The more we engineer, the less the structure is able to operate without its support and its flows: note increasing government debt, the drive towards negative interest rates, Peoples QE and the greater role of the state.   

Money creation, one seemingly unlimited resource has helped pry apart not only the machine but the economic models on which central bankers and academic economists have sough to manage the economic frame.  The financial crisis that reared its head in 2007 and its build up for many years prior would likely not have occurred in an efficient capitalist model with rationale agents making rational inter temporal decisions, but more so in a model that had resorted to excess asset focussed money supply growth. 

But we are here at this point in time and the capitalist model it seems cannot be successfully replicated in today’s engineered and misaligned world.   We have clearly been engineering an alternate model, but it is not clear just what this model is or what its boundaries and structures are intended to be.

The still ongoing crisis is complex and has many roots as discussed (increasing inequality, demographic headwinds. transition of developing economies) and many policies (low interest rates, QE) which though appearing to support growth ended up aggravating the imbalances.  The powers that be have either misunderstood the difference between the academic models and their application in reality or chose to take a calculated political risk to favour short term benefits over long term consequences.

We are left with an economic body that at an organic level might well be capable of supporting human life, but even here we have little definition of what an optimal life is in terms of functions and resources etc.   Whatever we are capable of at an organic level (and I do not have the space here to develop this thought) the complexity, imbalances and excess of the financial system is a barrier to its evolution.  

What are the essential characteristics of the capitalist model, what are its structural weaknesses, and what is the necessary balance between control and freedom of man and the machine?  Rather than attempting to understand its fault lines and limit their impact we have chosen to ignore them and accentuate their impact by encouraging the development of greater structural and financial imbalances.   What we have today is a badly  engineered construct, a capitalist model operating within a habitat prone to instability where that instability has been accommodated and leveraged. 

We are one shock away from a further final manipulation of the structure that may end up clearly demarcating the modern economic frame from its preferred model benchmark.  It is possible that Central Bank money supply creation, instead of merely being used to finance asset purchases and provide liquidity to the financial system, may start to be allocated directly towards investment projects and a greater role for the state in resource allocation. 

There are a number of takeaways from the current model: the first is that demand can be engineered (the banking system with new deposit creation has shown that) but that this increases the divergence between asset prices (debt and equity) and GDP growth, the second is that structure can itself be imposed (increasing state intervention growth), but to what degree is the question. 

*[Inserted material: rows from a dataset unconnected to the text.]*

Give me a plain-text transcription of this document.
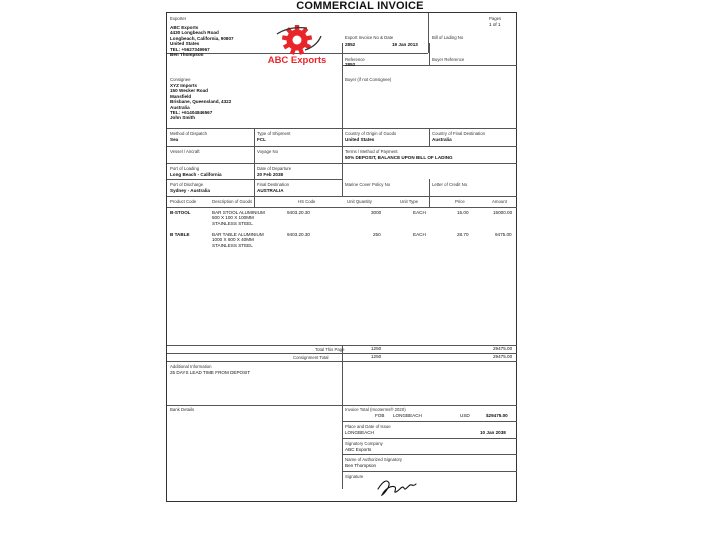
COMMERCIAL INVOICE
Exporter
ABC Exports
4430 Longbeach Road
Longbeach, California, 90807
United States
TEL: +5627349967
Ben Thompson
ABC Exports
Pages
1 of 1
Export Invoice No & Date
2852	19 Jan 2013
Bill of Lading No
Reference
2852
Buyer Reference
Consignee
XYZ Imports
150 Wecker Road
Mansfield
Brisbane, Queensland, 4322
Australia
TEL: +61404846567
John Smith
Buyer (if not Consignee)
Method of Dispatch
Sea
Type of Shipment
FCL
Country of Origin of Goods
United States
Country of Final Destination
Australia
Vessel / Aircraft	Voyage No	Terms / Method of Payment
50% DEPOSIT, BALANCE UPON BILL OF LADING
Port of Loading
Long Beach - California
Date of Departure
20 Feb 2038
Port of Discharge
Sydney - Australia
Final Destination
AUSTRALIA
Marine Cover Policy No	Letter of Credit No
Product Code	Description of Goods	HS Code	Unit Quantity	Unit Type	Price	Amount
B-STOOL	BAR STOOL ALUMINIUM
500 X 100 X 100MM
STAINLESS STEEL
9403.20.30	3000	EACH	15.00	15000.00
B TABLE	BAR TABLE ALUMINIUM
1000 X 600 X 40MM
STAINLESS STEEL
9403.20.30	250	EACH	28.70	9475.00
Total This Page	1250	29475.00
Consignment Total	1250	29475.00
Additional Information
25 DAYS LEAD TIME FROM DEPOSIT
Bank Details	Invoice Total (Incoterms® 2020)
FOB LONGBEACH	USD	$29475.00
Place and Date of Issue
LONGBEACH	10 Jan 2038
Signatory Company
ABC Exports
Name of Authorized Signatory
Ben Thompson
Signature
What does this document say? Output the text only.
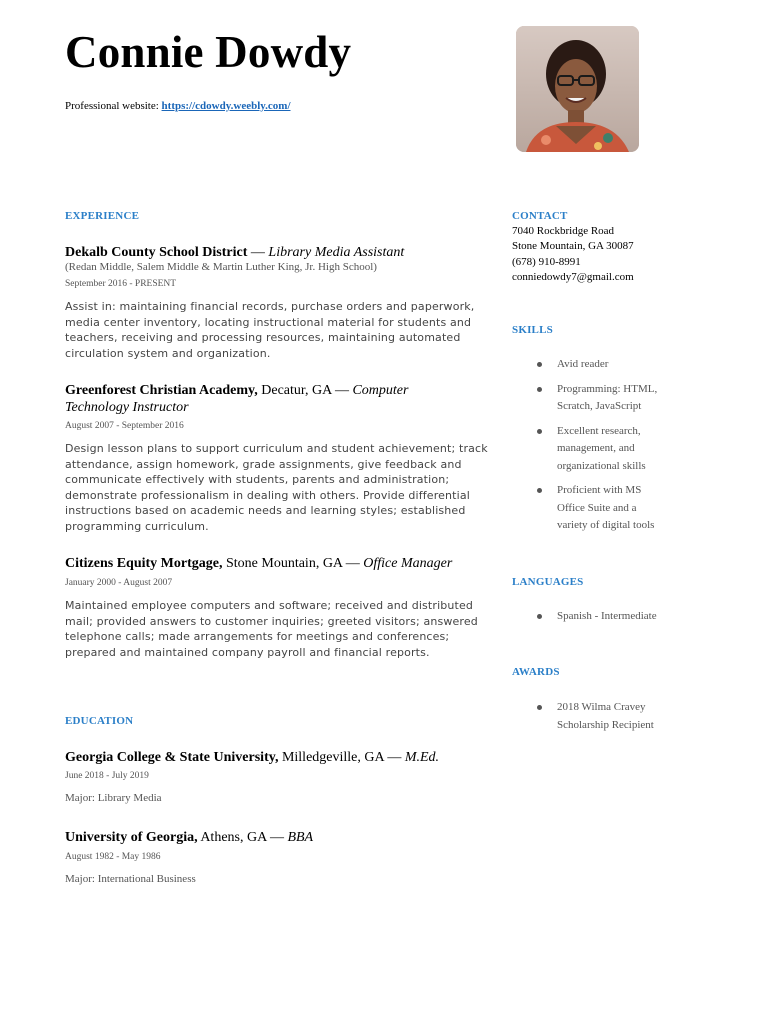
Connie Dowdy
Professional website: https://cdowdy.weebly.com/
EXPERIENCE
Dekalb County School District — Library Media Assistant
(Redan Middle, Salem Middle & Martin Luther King, Jr. High School)
September 2016 - PRESENT
Assist in: maintaining financial records, purchase orders and paperwork, media center inventory, locating instructional material for students and teachers, receiving and processing resources, maintaining automated circulation system and organization.
Greenforest Christian Academy, Decatur, GA — Computer Technology Instructor
August 2007 - September 2016
Design lesson plans to support curriculum and student achievement; track attendance, assign homework, grade assignments, give feedback and communicate effectively with students, parents and administration; demonstrate professionalism in dealing with others. Provide differential instructions based on academic needs and learning styles; established programming curriculum.
Citizens Equity Mortgage, Stone Mountain, GA — Office Manager
January 2000 - August 2007
Maintained employee computers and software; received and distributed mail; provided answers to customer inquiries; greeted visitors; answered telephone calls; made arrangements for meetings and conferences; prepared and maintained company payroll and financial reports.
EDUCATION
Georgia College & State University, Milledgeville, GA — M.Ed.
June 2018 - July 2019
Major: Library Media
University of Georgia, Athens, GA — BBA
August 1982 - May 1986
Major: International Business
CONTACT
7040 Rockbridge Road
Stone Mountain, GA 30087
(678) 910-8991
conniedowdy7@gmail.com
SKILLS
Avid reader
Programming: HTML, Scratch, JavaScript
Excellent research, management, and organizational skills
Proficient with MS Office Suite and a variety of digital tools
LANGUAGES
Spanish - Intermediate
AWARDS
2018 Wilma Cravey Scholarship Recipient
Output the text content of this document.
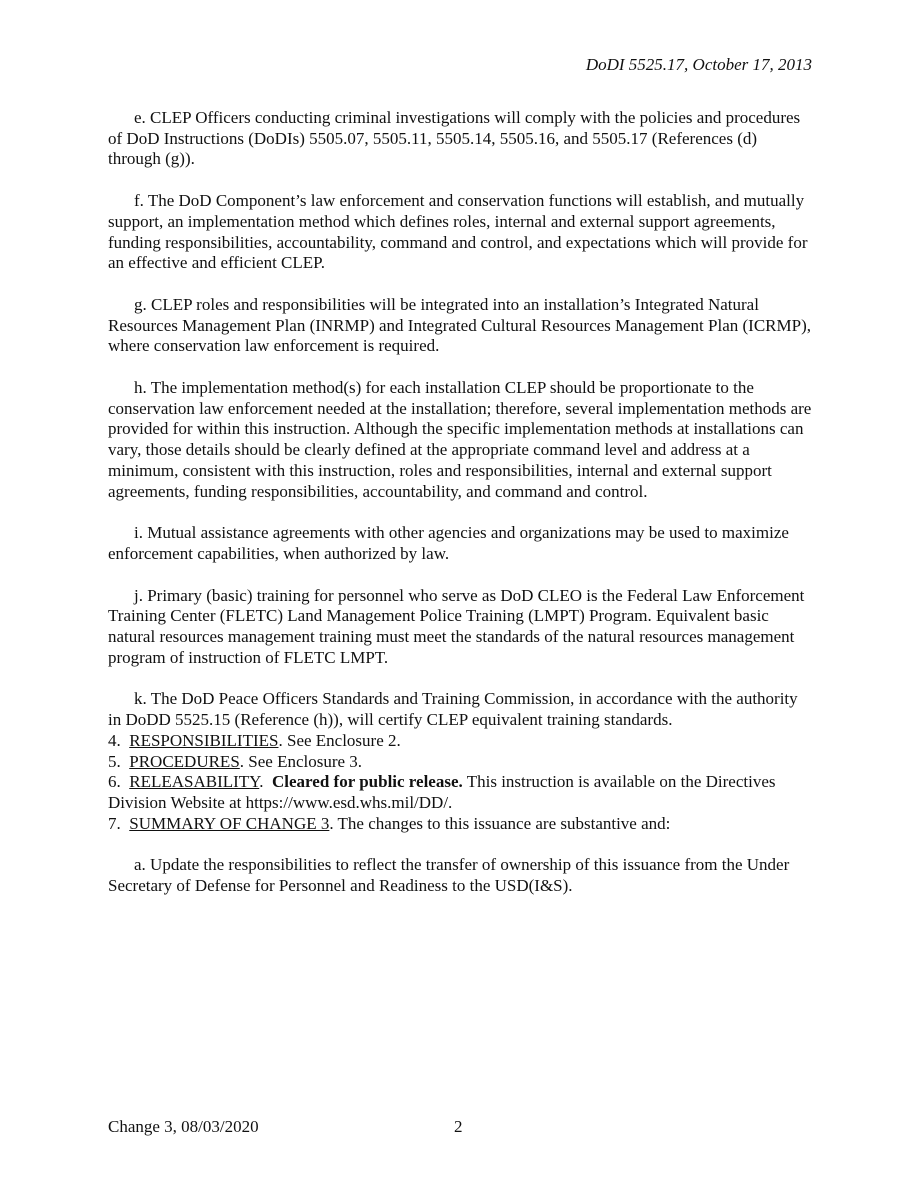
DoDI 5525.17, October 17, 2013

e. CLEP Officers conducting criminal investigations will comply with the policies and procedures of DoD Instructions (DoDIs) 5505.07, 5505.11, 5505.14, 5505.16, and 5505.17 (References (d) through (g)).

f. The DoD Component’s law enforcement and conservation functions will establish, and mutually support, an implementation method which defines roles, internal and external support agreements, funding responsibilities, accountability, command and control, and expectations which will provide for an effective and efficient CLEP.

g. CLEP roles and responsibilities will be integrated into an installation’s Integrated Natural Resources Management Plan (INRMP) and Integrated Cultural Resources Management Plan (ICRMP), where conservation law enforcement is required.

h. The implementation method(s) for each installation CLEP should be proportionate to the conservation law enforcement needed at the installation; therefore, several implementation methods are provided for within this instruction. Although the specific implementation methods at installations can vary, those details should be clearly defined at the appropriate command level and address at a minimum, consistent with this instruction, roles and responsibilities, internal and external support agreements, funding responsibilities, accountability, and command and control.

i. Mutual assistance agreements with other agencies and organizations may be used to maximize enforcement capabilities, when authorized by law.

j. Primary (basic) training for personnel who serve as DoD CLEO is the Federal Law Enforcement Training Center (FLETC) Land Management Police Training (LMPT) Program. Equivalent basic natural resources management training must meet the standards of the natural resources management program of instruction of FLETC LMPT.

k. The DoD Peace Officers Standards and Training Commission, in accordance with the authority in DoDD 5525.15 (Reference (h)), will certify CLEP equivalent training standards.

4. RESPONSIBILITIES. See Enclosure 2.

5. PROCEDURES. See Enclosure 3.

6. RELEASABILITY.  Cleared for public release. This instruction is available on the Directives Division Website at https://www.esd.whs.mil/DD/.

7. SUMMARY OF CHANGE 3. The changes to this issuance are substantive and:

a. Update the responsibilities to reflect the transfer of ownership of this issuance from the Under Secretary of Defense for Personnel and Readiness to the USD(I&S).

Change 3, 08/03/2020	2
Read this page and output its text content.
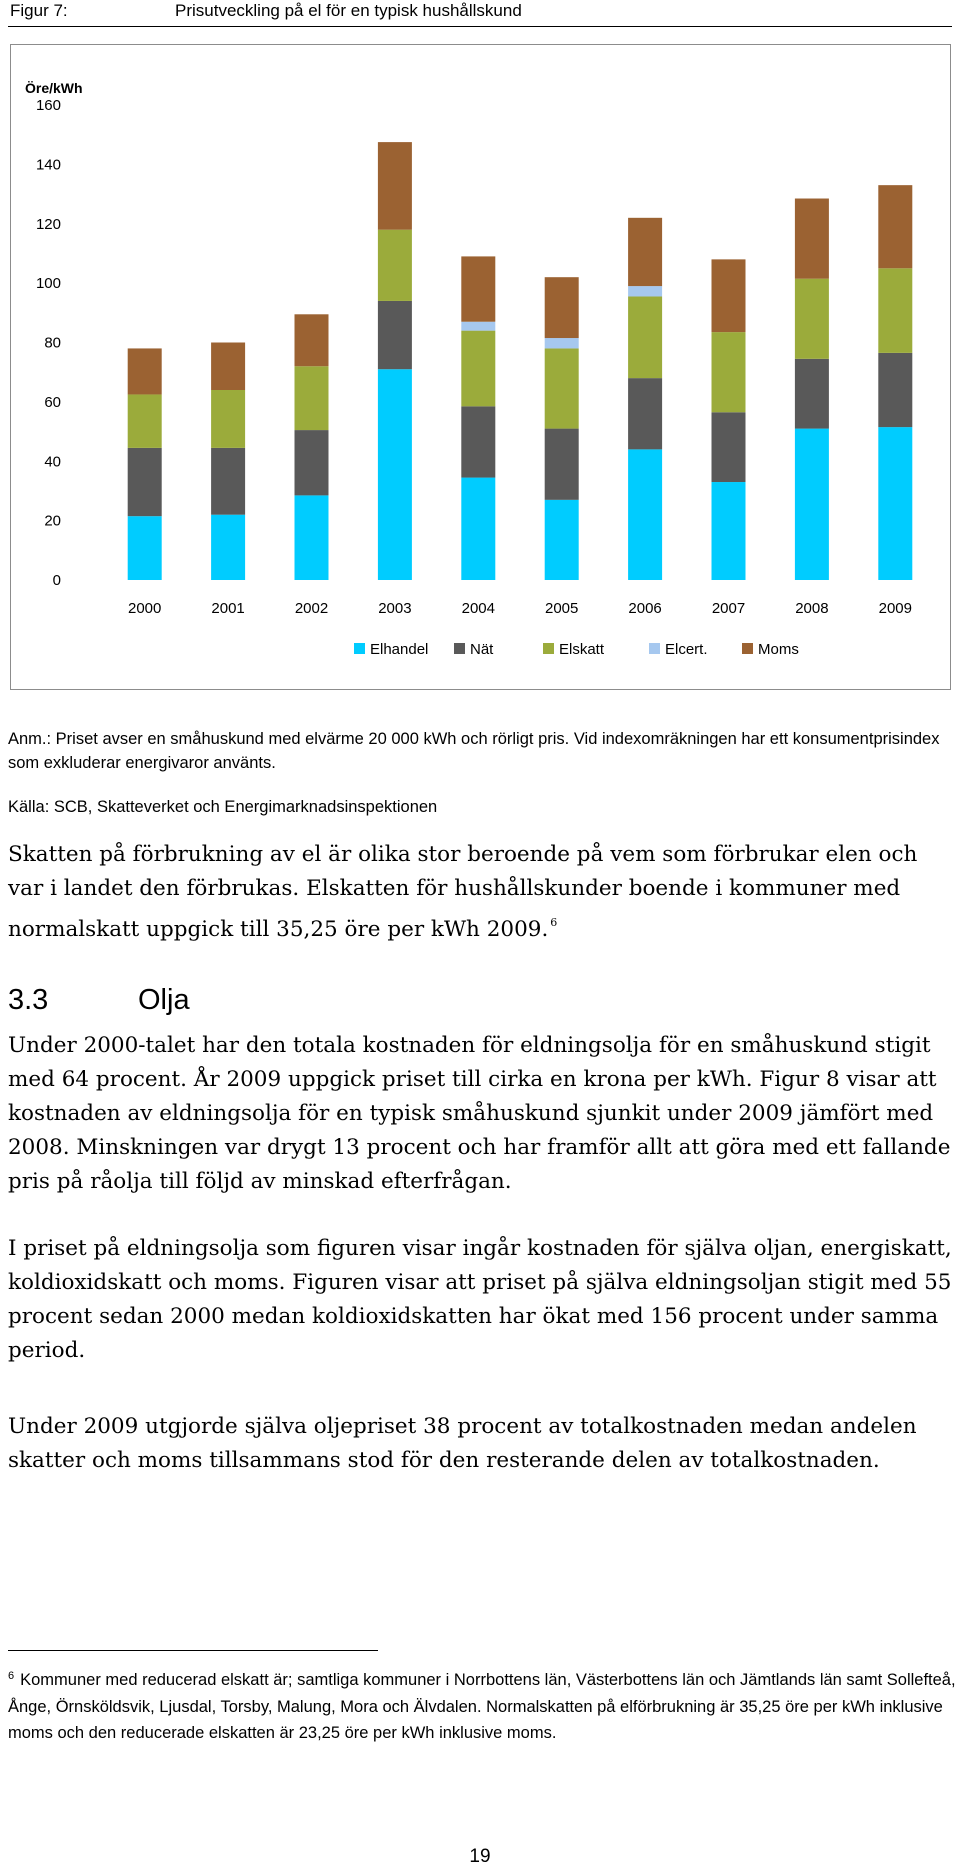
Figur 7:	Prisutveckling på el för en typisk hushållskund
Öre/kWh
0
20
40
60
80
100
120
140
160
2000	2001	2002	2003	2004	2005	2006	2007	2008	2009
Elhandel	Nät	Elskatt	Elcert.	Moms
Anm.: Priset avser en småhuskund med elvärme 20 000 kWh och rörligt pris. Vid indexomräkningen har ett konsumentprisindex som exkluderar energivaror använts.
Källa: SCB, Skatteverket och Energimarknadsinspektionen
Skatten på förbrukning av el är olika stor beroende på vem som förbrukar elen och var i landet den förbrukas. Elskatten för hushållskunder boende i kommuner med normalskatt uppgick till 35,25 öre per kWh 2009. $^6$
3.3	Olja
Under 2000-talet har den totala kostnaden för eldningsolja för en småhuskund stigit med 64 procent. År 2009 uppgick priset till cirka en krona per kWh. Figur 8 visar att kostnaden av eldningsolja för en typisk småhuskund sjunkit under 2009 jämfört med 2008. Minskningen var drygt 13 procent och har framför allt att göra med ett fallande pris på råolja till följd av minskad efterfrågan.
I priset på eldningsolja som figuren visar ingår kostnaden för själva oljan, energiskatt, koldioxidskatt och moms. Figuren visar att priset på själva eldningsoljan stigit med 55 procent sedan 2000 medan koldioxidskatten har ökat med 156 procent under samma period.
Under 2009 utgjorde själva oljepriset 38 procent av totalkostnaden medan andelen skatter och moms tillsammans stod för den resterande delen av totalkostnaden.
$^6$ Kommuner med reducerad elskatt är; samtliga kommuner i Norrbottens län, Västerbottens län och Jämtlands län samt Sollefteå, Ånge, Örnsköldsvik, Ljusdal, Torsby, Malung, Mora och Älvdalen. Normalskatten på elförbrukning är 35,25 öre per kWh inklusive moms och den reducerade elskatten är 23,25 öre per kWh inklusive moms.
19
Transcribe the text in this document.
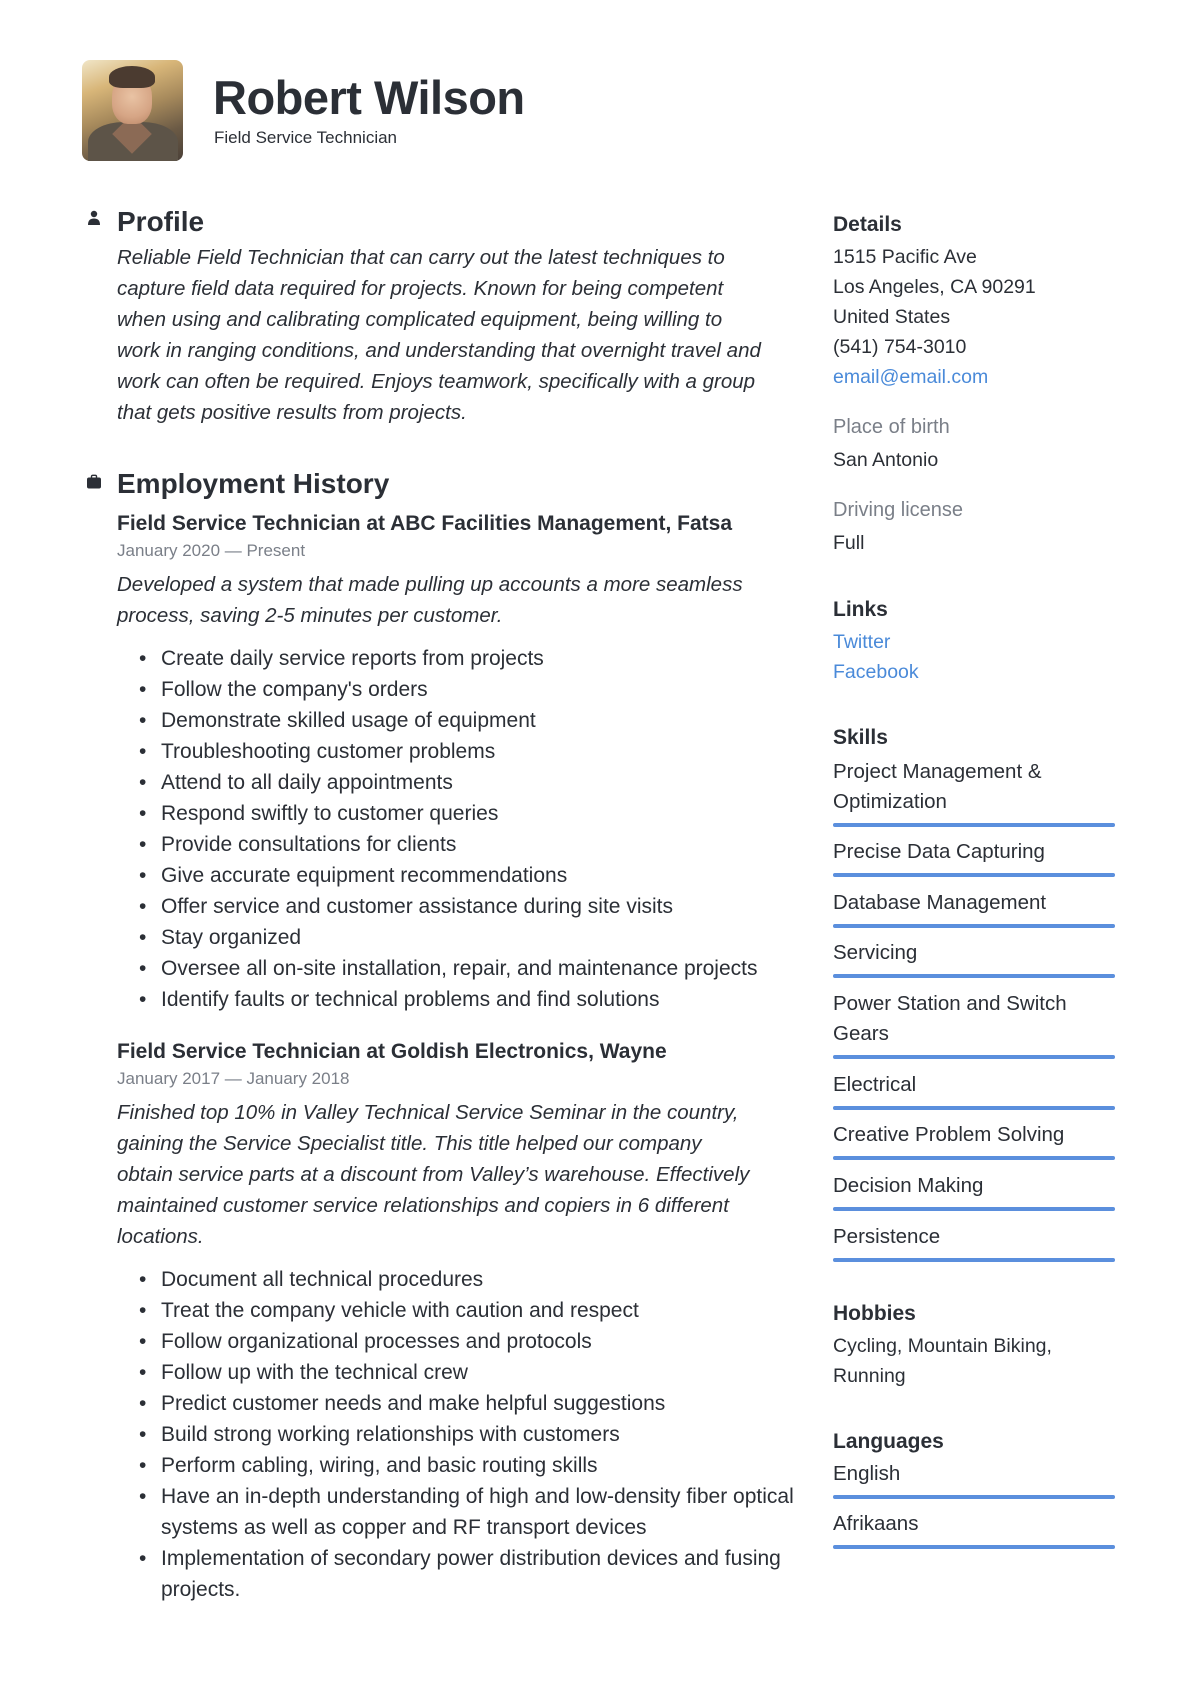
Robert Wilson
Field Service Technician
Profile
Reliable Field Technician that can carry out the latest techniques to
capture field data required for projects. Known for being competent
when using and calibrating complicated equipment, being willing to
work in ranging conditions, and understanding that overnight travel and
work can often be required. Enjoys teamwork, specifically with a group
that gets positive results from projects.
Employment History
Field Service Technician at ABC Facilities Management, Fatsa
January 2020 — Present
Developed a system that made pulling up accounts a more seamless
process, saving 2-5 minutes per customer.
• Create daily service reports from projects
• Follow the company's orders
• Demonstrate skilled usage of equipment
• Troubleshooting customer problems
• Attend to all daily appointments
• Respond swiftly to customer queries
• Provide consultations for clients
• Give accurate equipment recommendations
• Offer service and customer assistance during site visits
• Stay organized
• Oversee all on-site installation, repair, and maintenance projects
• Identify faults or technical problems and find solutions
Field Service Technician at Goldish Electronics, Wayne
January 2017 — January 2018
Finished top 10% in Valley Technical Service Seminar in the country,
gaining the Service Specialist title. This title helped our company
obtain service parts at a discount from Valley’s warehouse. Effectively
maintained customer service relationships and copiers in 6 different
locations.
• Document all technical procedures
• Treat the company vehicle with caution and respect
• Follow organizational processes and protocols
• Follow up with the technical crew
• Predict customer needs and make helpful suggestions
• Build strong working relationships with customers
• Perform cabling, wiring, and basic routing skills
• Have an in-depth understanding of high and low-density fiber optical systems as well as copper and RF transport devices
• Implementation of secondary power distribution devices and fusing projects.
Details
1515 Pacific Ave
Los Angeles, CA 90291
United States
(541) 754-3010
email@email.com
Place of birth
San Antonio
Driving license
Full
Links
Twitter
Facebook
Skills
Project Management & Optimization
Precise Data Capturing
Database Management
Servicing
Power Station and Switch Gears
Electrical
Creative Problem Solving
Decision Making
Persistence
Hobbies
Cycling, Mountain Biking,
Running
Languages
English
Afrikaans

There is clearly a limit to both manipulations.  The two concepts of structure/engineering no doubt change the nature of the economic model and its risks to a frame that is ultimately dependent on the flows of both, as all models are dependent on flows.   Many of those who propose unconventional monetary policy and aggressive fiscal overlay (imposing economic activity onto the current weakening frame) assume that the issues we are facing are a) of a temporary nature and b) that existing equilibrium models apply and hence all that needs to be done is to reinvigorate the structure.  I believe we need to reassess the models and the frame and the engine otherwise we risk more of the same and possibly worse.  Man’s relationship with the economic frame, the impact of the human habitat on that frame and the planet that host it all needs to be carefully considered.